The Most Alarming Part About Roy Blunt's Ethical Lapses

GOP Culture of Corruption

When CREW recently released their report of the thirteen most corrupt members of Congress, Missourians were embarassed, but not surprised to learn that Majority Whip Roy Blunt had been included in the list. 

It's abolutely fair for Blunt to face greater scrutiny.  After all, as the possibility increases that Majority Leader Tom DeLay may end up having to leave his job early due to legal difficulties, there will be more and more interest in the the man who would likely be his replacement. 

Sadly, nothing about Roy Blunt's record offers hope that the ethical climate in Washington would improve with the change, especially since Blunt has given no satisfactory explanation for his own misdeeds.

In the Joplin Globe story about the CREW report, through a spokesperson, Blunt made little effort to explain his ethical lapses but instead launched into a political attack on CREW.  

In the Globe story, Blunt's office did attempt to address two of the allegations raised by CREW's report, but did so poorly.

When asked about Blunt's insertion of the special interest provision benefitting Phillip Morris into the homeland security measure, his spokeswoman tried to explain it away by characterizing it  as related to terrorism.  But Blunt's own colleagues didn't even buy that explanation.

In June 2003, here's what the Kansas City Star had to say about it:

The Washington Post reported this week that Blunt, R-Mo., tried to help Philip Morris by quietly inserting into the legislation that created the Department of Homeland Security last fall a provision that would have cracked down on illegal and Internet-based cigarette sales. Blunt said the sales are funding sources for terrorists.

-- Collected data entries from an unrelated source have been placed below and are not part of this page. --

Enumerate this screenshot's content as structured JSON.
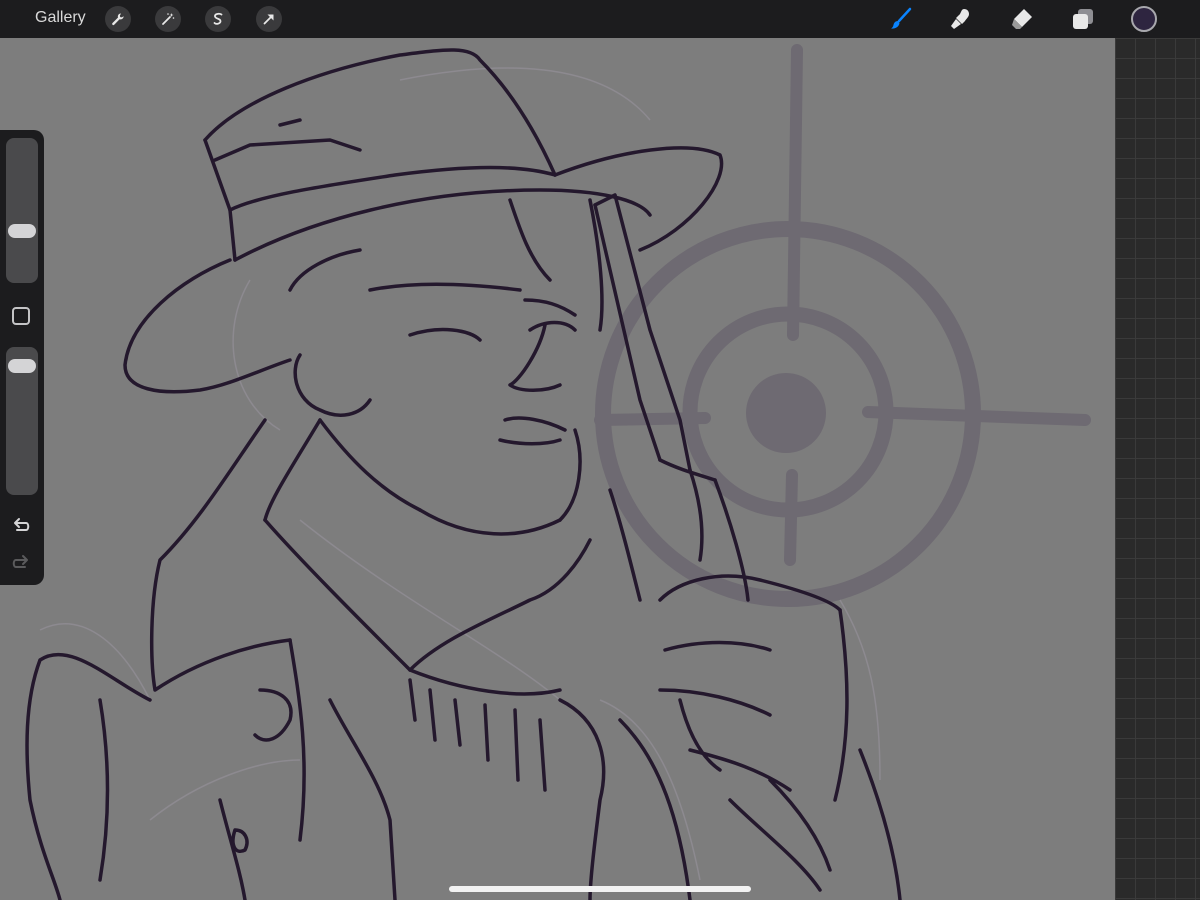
{
  "toolbar": {
    "gallery_label": "Gallery",
    "left_tools": [
      "wrench-icon",
      "magic-wand-icon",
      "selection-icon",
      "transform-arrow-icon"
    ],
    "right_tools": [
      "brush-icon",
      "smudge-icon",
      "eraser-icon",
      "layers-icon"
    ],
    "active_tool": "brush-icon",
    "active_color": "#2e2540",
    "accent_color": "#0a84ff"
  },
  "sidebar": {
    "brush_size_level": 0.34,
    "opacity_level": 0.92,
    "undo_icon": "undo-icon",
    "redo_icon": "redo-icon",
    "redo_enabled": false
  },
  "canvas": {
    "background_color": "#7d7d7d",
    "line_color": "#24182d",
    "target_color": "#6e6a72"
  }
}
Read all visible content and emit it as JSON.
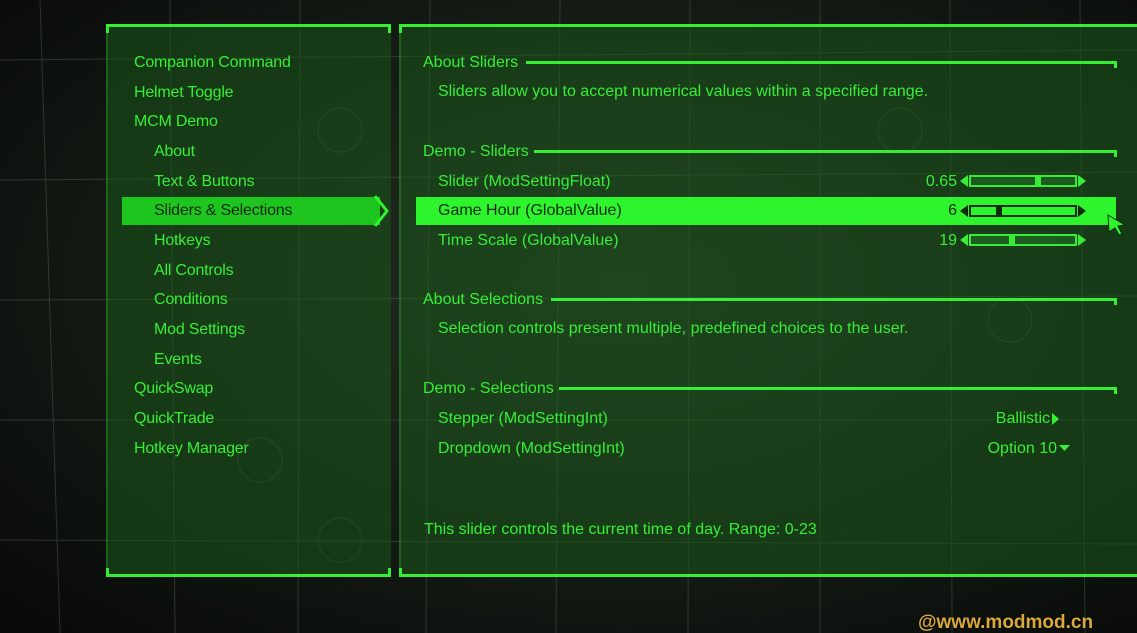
{
  "sidebar": {
    "items": [
      {
        "label": "Companion Command",
        "level": "top",
        "selected": false
      },
      {
        "label": "Helmet Toggle",
        "level": "top",
        "selected": false
      },
      {
        "label": "MCM Demo",
        "level": "top",
        "selected": false
      },
      {
        "label": "About",
        "level": "sub",
        "selected": false
      },
      {
        "label": "Text & Buttons",
        "level": "sub",
        "selected": false
      },
      {
        "label": "Sliders & Selections",
        "level": "sub",
        "selected": true
      },
      {
        "label": "Hotkeys",
        "level": "sub",
        "selected": false
      },
      {
        "label": "All Controls",
        "level": "sub",
        "selected": false
      },
      {
        "label": "Conditions",
        "level": "sub",
        "selected": false
      },
      {
        "label": "Mod Settings",
        "level": "sub",
        "selected": false
      },
      {
        "label": "Events",
        "level": "sub",
        "selected": false
      },
      {
        "label": "QuickSwap",
        "level": "top",
        "selected": false
      },
      {
        "label": "QuickTrade",
        "level": "top",
        "selected": false
      },
      {
        "label": "Hotkey Manager",
        "level": "top",
        "selected": false
      }
    ]
  },
  "main": {
    "about_sliders": {
      "title": "About Sliders",
      "text": "Sliders allow you to accept numerical values within a specified range."
    },
    "demo_sliders": {
      "title": "Demo - Sliders",
      "rows": [
        {
          "label": "Slider (ModSettingFloat)",
          "value": "0.65",
          "fill": 0.65,
          "selected": false
        },
        {
          "label": "Game Hour (GlobalValue)",
          "value": "6",
          "fill": 0.26,
          "selected": true
        },
        {
          "label": "Time Scale (GlobalValue)",
          "value": "19",
          "fill": 0.39,
          "selected": false
        }
      ]
    },
    "about_selections": {
      "title": "About Selections",
      "text": "Selection controls present multiple, predefined choices to the user."
    },
    "demo_selections": {
      "title": "Demo - Selections",
      "stepper": {
        "label": "Stepper (ModSettingInt)",
        "value": "Ballistic"
      },
      "dropdown": {
        "label": "Dropdown (ModSettingInt)",
        "value": "Option 10"
      }
    },
    "help_text": "This slider controls the current time of day. Range: 0-23"
  },
  "watermark": "@www.modmod.cn",
  "colors": {
    "pipboy_green": "#37ee37",
    "highlight_green": "#2ef42e",
    "panel_green": "#1a561a",
    "dark_text": "#0a2a0a",
    "watermark_gold": "#d9a93a"
  },
  "icons": {
    "nav_selected": "chevron-right-icon",
    "stepper": "triangle-right-icon",
    "dropdown": "triangle-down-icon",
    "slider_ends": "slider-arrow-icon",
    "cursor": "mouse-cursor-icon"
  }
}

Blunt took the action outside any normal committee review of proposed legislation, the Post reported, and only hours after becoming the House Majority Whip. When other GOP House leaders discovered his handiwork, they deleted it.

In other words, Blunt's actions didn't even meet DeLay's lax ethical standards.

As for Blunt's efforts on behalf of his son's client UPS, Blunt's office simply said that Andy is a state lobbyist, as if that fully and finally resolved the matter.  Instead, it reveals the motivation behind Blunt's eager-to-please attitude toward a company that in addition to employing his son, has contributed $153,000 to his political committees, according to research by the Washington Post.

Had CREW included in their report Mr. Blunt's championing of a special provision on behalf of Westar, a Kansas energy company, he would have undoubtedly offered no better explanation for that action.

And Blunt would surely have failed just as badly to explain his extraordinary use of corporate planes for his political travels, including the use of a plane owned by Group W, a defense contractor with close ties to fellow Gang of 13 member Duke Cunningham

Roy Blunt has always been a protege of Majority Leader Tom DeLay.  Their ties run deep and they share the same ethical standards.  So the reason Roy Blunt didn't try to defend his behavior in response to CREW's report, is because he doesn't see anything wrong with it, and that's the most alarming part of all.